Ground was broken on Thursday (December 11) for an $82 million landslide mitigation project in the community of Bedward Gardens in rural St. Andrew.

The project is aimed at reducing the community’s vulnerability to landslides, soil instability, flooding and falling boulders.

It is part of a larger US$2.4 million Landslide Risk Reduction Mitigation programme encompassing four communities, which is being implemented by the Office of Disaster Preparedness and Emergency Management (ODPEM). In addition to Bedward Gardens, the others are Harbour Heights and Melbrook Heights in St. Andrew; and Breastworks in Portland.

These communities are impacted by deteriorating infrastructure due to landslides, soil instability, unchannelled water run-offs, and flooding.

Research Analyst at ODPEM, Christopher Gayle, told JIS News that the Bedward Gardens project entails improving slope stability to curtail the incidence of land slippage, and drain infrastructure improvement works to reduce flooding.

He said measures will be put in place to control the rainwater before it can trigger a landslide.

“We’ll be putting in intercept drains… as well as controlling the rainwater that sheets off the roof of each house with guttering, and installing black tanks so there’s some amount of rainwater harvesting,” he informed.

“In addition, grey (waste) water, in some instances, will be captured as some people build their pits on the hillside, which serve as trigger points for landslides.
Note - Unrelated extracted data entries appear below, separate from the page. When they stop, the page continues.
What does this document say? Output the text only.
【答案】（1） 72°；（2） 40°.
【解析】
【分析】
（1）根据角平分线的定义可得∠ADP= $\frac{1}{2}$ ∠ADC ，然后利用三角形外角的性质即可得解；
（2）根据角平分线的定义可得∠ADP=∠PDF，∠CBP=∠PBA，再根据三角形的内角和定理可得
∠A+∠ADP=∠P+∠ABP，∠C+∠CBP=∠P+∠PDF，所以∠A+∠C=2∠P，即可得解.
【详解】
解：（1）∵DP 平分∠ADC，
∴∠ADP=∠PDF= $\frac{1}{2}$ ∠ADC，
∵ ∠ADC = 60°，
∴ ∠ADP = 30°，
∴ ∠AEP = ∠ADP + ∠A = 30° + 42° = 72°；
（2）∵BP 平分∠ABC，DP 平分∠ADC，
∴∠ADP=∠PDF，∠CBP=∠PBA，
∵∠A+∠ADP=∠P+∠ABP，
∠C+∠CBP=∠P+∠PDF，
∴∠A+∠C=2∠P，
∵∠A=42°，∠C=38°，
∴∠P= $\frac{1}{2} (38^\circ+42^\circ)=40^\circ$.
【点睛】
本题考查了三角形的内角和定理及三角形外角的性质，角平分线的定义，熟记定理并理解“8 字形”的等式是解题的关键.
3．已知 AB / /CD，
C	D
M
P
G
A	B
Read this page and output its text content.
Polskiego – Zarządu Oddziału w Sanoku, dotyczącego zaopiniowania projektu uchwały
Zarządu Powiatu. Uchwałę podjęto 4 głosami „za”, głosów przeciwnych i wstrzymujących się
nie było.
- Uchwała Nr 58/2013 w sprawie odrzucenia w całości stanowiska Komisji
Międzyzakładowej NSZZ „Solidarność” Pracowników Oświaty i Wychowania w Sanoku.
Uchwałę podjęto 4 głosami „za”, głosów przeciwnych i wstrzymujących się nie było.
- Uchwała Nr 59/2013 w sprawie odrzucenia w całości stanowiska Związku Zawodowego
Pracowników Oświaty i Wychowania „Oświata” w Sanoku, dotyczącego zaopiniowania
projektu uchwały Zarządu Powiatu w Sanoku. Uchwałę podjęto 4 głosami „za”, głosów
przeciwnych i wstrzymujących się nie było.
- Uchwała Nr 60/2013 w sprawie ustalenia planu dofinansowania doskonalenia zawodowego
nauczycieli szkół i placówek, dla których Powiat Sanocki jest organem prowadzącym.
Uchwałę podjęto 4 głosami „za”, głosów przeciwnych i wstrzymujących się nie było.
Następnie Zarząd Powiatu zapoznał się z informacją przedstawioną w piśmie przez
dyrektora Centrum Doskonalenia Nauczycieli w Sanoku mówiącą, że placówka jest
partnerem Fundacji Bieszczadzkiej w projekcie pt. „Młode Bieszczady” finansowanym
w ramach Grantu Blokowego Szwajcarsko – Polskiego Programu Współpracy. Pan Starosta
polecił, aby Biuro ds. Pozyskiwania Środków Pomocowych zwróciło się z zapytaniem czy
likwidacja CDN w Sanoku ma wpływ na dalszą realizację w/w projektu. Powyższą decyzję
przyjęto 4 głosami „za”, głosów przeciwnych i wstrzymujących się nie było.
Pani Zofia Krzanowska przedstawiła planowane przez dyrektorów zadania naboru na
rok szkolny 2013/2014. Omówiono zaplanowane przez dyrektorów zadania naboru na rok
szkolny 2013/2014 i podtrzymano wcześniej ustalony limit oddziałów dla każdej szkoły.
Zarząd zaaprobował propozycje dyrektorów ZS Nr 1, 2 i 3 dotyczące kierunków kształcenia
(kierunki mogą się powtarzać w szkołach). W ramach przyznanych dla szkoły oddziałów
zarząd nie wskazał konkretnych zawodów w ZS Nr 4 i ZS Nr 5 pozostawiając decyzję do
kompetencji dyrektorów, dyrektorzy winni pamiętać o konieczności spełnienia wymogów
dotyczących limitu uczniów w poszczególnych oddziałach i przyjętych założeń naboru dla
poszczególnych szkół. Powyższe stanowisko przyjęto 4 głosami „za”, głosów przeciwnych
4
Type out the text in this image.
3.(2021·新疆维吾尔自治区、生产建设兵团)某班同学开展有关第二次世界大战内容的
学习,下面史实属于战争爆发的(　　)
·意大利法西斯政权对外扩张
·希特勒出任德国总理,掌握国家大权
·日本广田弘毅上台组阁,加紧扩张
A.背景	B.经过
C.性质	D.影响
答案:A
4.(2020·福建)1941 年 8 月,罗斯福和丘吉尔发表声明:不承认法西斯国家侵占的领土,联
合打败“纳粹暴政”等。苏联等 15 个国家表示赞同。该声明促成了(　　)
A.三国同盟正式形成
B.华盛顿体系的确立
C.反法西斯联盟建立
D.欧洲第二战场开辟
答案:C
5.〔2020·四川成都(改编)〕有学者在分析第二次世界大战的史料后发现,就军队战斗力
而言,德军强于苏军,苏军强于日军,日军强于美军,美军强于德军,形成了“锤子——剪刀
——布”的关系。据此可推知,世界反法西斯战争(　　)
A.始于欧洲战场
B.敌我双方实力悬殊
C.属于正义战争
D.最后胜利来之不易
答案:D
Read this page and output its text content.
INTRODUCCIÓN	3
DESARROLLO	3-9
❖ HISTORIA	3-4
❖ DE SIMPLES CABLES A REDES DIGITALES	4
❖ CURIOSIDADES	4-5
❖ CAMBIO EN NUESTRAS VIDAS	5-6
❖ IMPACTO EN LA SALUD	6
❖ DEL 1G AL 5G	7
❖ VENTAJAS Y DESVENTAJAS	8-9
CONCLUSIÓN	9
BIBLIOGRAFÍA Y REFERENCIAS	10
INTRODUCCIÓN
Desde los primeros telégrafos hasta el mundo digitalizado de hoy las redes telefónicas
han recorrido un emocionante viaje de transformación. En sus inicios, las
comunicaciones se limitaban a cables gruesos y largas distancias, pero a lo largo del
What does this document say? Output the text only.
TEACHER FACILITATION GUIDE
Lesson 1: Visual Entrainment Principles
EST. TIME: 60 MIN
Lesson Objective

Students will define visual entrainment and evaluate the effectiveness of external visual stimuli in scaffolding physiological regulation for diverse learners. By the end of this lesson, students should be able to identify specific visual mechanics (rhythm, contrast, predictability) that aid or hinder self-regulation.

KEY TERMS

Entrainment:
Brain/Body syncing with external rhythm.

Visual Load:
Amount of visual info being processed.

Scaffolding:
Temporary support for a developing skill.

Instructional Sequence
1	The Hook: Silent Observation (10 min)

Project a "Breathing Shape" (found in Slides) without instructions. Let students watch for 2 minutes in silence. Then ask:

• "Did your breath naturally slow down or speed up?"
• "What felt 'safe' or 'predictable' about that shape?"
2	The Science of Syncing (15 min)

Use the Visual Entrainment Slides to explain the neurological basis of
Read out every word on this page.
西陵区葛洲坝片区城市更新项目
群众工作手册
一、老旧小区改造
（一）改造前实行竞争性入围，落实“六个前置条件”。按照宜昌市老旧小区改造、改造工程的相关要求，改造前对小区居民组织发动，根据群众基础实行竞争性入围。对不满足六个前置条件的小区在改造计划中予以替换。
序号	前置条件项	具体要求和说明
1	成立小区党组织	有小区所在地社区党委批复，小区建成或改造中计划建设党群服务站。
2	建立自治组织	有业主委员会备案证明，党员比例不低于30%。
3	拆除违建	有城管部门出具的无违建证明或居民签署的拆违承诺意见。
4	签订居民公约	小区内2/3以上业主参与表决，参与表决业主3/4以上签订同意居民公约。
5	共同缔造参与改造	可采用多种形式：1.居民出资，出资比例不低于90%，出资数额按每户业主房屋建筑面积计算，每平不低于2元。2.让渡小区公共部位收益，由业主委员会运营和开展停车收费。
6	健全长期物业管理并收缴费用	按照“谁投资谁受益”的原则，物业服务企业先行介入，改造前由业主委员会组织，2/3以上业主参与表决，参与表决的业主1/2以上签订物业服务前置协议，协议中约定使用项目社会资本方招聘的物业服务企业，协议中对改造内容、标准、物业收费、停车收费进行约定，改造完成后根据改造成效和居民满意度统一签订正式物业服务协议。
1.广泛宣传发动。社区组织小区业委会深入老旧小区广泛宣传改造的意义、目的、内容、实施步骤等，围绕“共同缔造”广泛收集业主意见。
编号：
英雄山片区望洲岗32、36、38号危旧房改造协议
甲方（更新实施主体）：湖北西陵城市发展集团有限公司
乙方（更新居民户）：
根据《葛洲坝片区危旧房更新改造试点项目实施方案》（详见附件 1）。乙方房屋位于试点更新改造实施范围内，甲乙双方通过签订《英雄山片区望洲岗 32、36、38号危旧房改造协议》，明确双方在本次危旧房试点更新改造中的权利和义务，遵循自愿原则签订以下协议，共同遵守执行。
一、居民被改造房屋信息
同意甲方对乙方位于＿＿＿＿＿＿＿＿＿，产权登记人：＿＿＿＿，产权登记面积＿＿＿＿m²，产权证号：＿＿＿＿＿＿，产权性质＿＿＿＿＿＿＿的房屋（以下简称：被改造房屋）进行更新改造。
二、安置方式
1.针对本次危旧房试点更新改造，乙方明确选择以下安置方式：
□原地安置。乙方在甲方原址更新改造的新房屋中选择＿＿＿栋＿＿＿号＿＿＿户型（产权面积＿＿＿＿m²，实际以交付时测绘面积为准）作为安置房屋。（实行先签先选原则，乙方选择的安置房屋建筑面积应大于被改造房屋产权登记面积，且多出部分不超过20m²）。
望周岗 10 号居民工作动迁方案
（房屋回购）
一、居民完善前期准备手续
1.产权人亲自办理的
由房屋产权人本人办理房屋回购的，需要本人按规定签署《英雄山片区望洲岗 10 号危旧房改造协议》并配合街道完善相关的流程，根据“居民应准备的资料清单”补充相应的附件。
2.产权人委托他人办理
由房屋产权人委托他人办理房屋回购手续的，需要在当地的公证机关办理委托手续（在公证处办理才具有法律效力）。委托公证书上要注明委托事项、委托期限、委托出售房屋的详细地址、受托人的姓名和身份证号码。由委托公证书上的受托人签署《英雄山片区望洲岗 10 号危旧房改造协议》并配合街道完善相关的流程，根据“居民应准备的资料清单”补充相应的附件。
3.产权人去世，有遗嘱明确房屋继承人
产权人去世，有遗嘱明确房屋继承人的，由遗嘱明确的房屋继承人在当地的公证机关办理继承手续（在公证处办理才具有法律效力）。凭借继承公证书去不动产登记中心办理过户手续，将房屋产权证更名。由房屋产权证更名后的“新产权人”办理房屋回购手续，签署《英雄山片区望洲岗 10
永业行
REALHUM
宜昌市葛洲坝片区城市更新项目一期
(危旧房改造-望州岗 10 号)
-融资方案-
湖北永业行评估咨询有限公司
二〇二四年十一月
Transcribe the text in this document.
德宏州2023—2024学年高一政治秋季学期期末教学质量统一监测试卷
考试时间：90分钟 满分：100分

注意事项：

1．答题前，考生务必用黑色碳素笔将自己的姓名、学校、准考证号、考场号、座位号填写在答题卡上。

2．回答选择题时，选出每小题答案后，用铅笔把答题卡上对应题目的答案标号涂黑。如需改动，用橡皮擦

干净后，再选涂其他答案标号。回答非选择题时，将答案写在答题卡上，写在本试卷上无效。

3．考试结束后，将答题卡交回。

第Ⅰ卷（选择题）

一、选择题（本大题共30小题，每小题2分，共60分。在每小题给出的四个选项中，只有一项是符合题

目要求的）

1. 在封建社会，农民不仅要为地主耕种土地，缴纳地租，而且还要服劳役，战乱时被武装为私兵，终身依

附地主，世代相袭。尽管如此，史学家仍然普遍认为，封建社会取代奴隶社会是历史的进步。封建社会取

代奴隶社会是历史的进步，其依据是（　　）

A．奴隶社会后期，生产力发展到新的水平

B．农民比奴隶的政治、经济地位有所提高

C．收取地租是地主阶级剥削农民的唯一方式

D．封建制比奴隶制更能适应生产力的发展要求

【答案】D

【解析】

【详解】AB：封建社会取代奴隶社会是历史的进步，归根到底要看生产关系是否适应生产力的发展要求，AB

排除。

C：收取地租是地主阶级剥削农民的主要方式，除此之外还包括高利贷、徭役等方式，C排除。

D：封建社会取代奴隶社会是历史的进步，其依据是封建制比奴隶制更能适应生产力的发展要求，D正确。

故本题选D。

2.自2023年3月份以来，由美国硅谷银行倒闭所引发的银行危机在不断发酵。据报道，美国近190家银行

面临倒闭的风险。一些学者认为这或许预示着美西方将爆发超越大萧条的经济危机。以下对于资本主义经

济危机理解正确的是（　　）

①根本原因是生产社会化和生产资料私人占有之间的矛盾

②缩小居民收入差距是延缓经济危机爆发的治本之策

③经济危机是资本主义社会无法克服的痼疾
The thinking is, if we remove the trigger, then the slopes will remain stable and the landslides will be mitigated,” he contended.

Mr. Gayle told JIS News that members of the Bedward Gardens community played an integral role in the final outlay of the mitigation strategies after identifying the hazards they face. He said residents will be hired to carry out plumbing works and construct U-drains for the project.

“We engaged HEART/NTA to provide training in general construction, which included masonry, plumbing and carpentry. So, it’s expected that those trained will be used through the life of the project,” he said, noting that training was also carried out to ensure the sustainability of the mitigation strategies.

Member of Parliament for East Rural, St. Andrew, and State Minister for Tourism and Entertainment, Hon. Damion Crawford, welcomed the project.

“With the reduction in risk and the infrastructure improvement that comes with that, it improves their land values and, by extension, allows for them to get better loans to develop their own lives. So, this is more than saying your house will not be washed away as their lives will be improved,” he stated.

Mr. Crawford noted that the skills training aspect of the project will empower residents to seek employment or create their own jobs.

“They are all excited; excited about the work, but also excited about what the future holds,” he told JIS News.